22

3.8K 244 277
                                    

Hayatımızda verdiğimiz en ufak karar bile tüm yaşantımızı tümüyle etkileyebiliyordu.

Sanırım şu an hayatımın o anıydı ve dikkatli bir karar verip ona göre haraket etmem gerekiyordu, ama hızlıca atan kalbim sanki düşünme yetimi elimden almıştı da aptalca bir haraket yapmaya tutsak gibiydim.

Taehyung kafasını geri çekmek üzereyken ellerimle iki yanağını tuttum ve ilah gibi dudakların dudaklarımdan ayrılmasına izin vermedim.

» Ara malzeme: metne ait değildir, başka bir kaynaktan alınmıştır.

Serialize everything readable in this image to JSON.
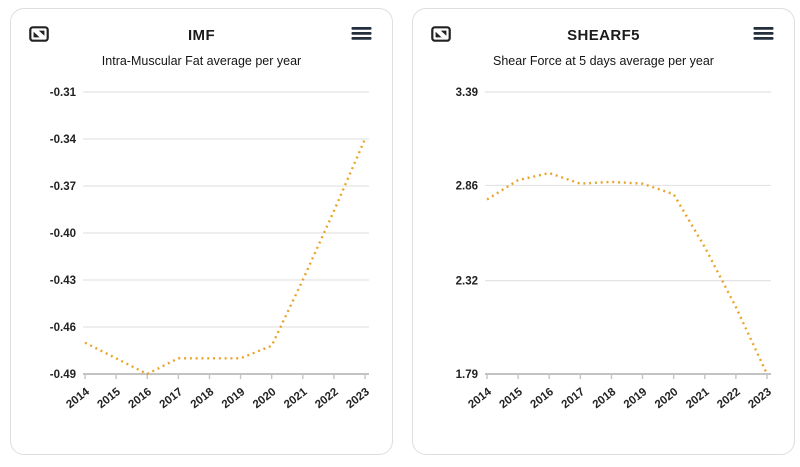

Düzgün mü yapıyordum bilmem ama kendimi o kadar çok kaptırmıştım ki tüm tanıdıklarım gelse ve ayıplasa beni yine de umrumda olmazdı ve Taehyung'un bu sefer gitmesine izin vermezdim kesinlikle. Öpüşme o kadar derinleşmişti anca kalçamda hissettiğim eller yardımcı olmuştu kendime gelmeme.

Dudaklarımı yavaşça geri çektim ve gözlerine bakmaya başladım, onun gözleri benim dudaklarımdaydı, gözlerinde ki şehveti hissedebiliyordum. Dudaklarını yaladı, bu haraketi yaptığında karşısındaki kişiyi ne kadar zor durumda bıraktığının farkında bile değildi, elleri kalçamdan belime gitti ve hızlıca beni kendine çekti. "Bu işi güzel yapıyorsun Jeon, daha çok yapmalıyız."

Fısıldayan sesi içimi titremişti, cevap vermek yerine gülümsemeyi tercih etmiştim. Masum Jeongguk nereye gitmişti böyle? Yüzünü ilk defa bu kadar yakından görüyordum, bunca zamandır hiç o gözle bakmadığım için yakışıklı gelmemişti ama şu an evrendeki en mükemmel görünümlü insandı benim için.

"O masum görüntünün altında aslında öyle arsız biri yatıyor ki, senin bu hallerini fazlaca seviyorum." Konuştukça altımda oluşan hareketleri hissedebiliyordum, benim onun sesine, duruşuna bile zaafım vardı fakat anlamıyordum, beş gün öncesine kadar delicesine korktuğum Taehyung nasıl bir anda öylece ilk öpücüğümü almıştı? Bende kesinlikle birkaç sorun vardı, önceden böyle bir insan bile değildim ben. Ileride beni üzeceğini bile bile kendimi onun kollarına bırakıyordum, hiç şüphem yoktu, Kim Taehyung'a ait olmak istiyordum.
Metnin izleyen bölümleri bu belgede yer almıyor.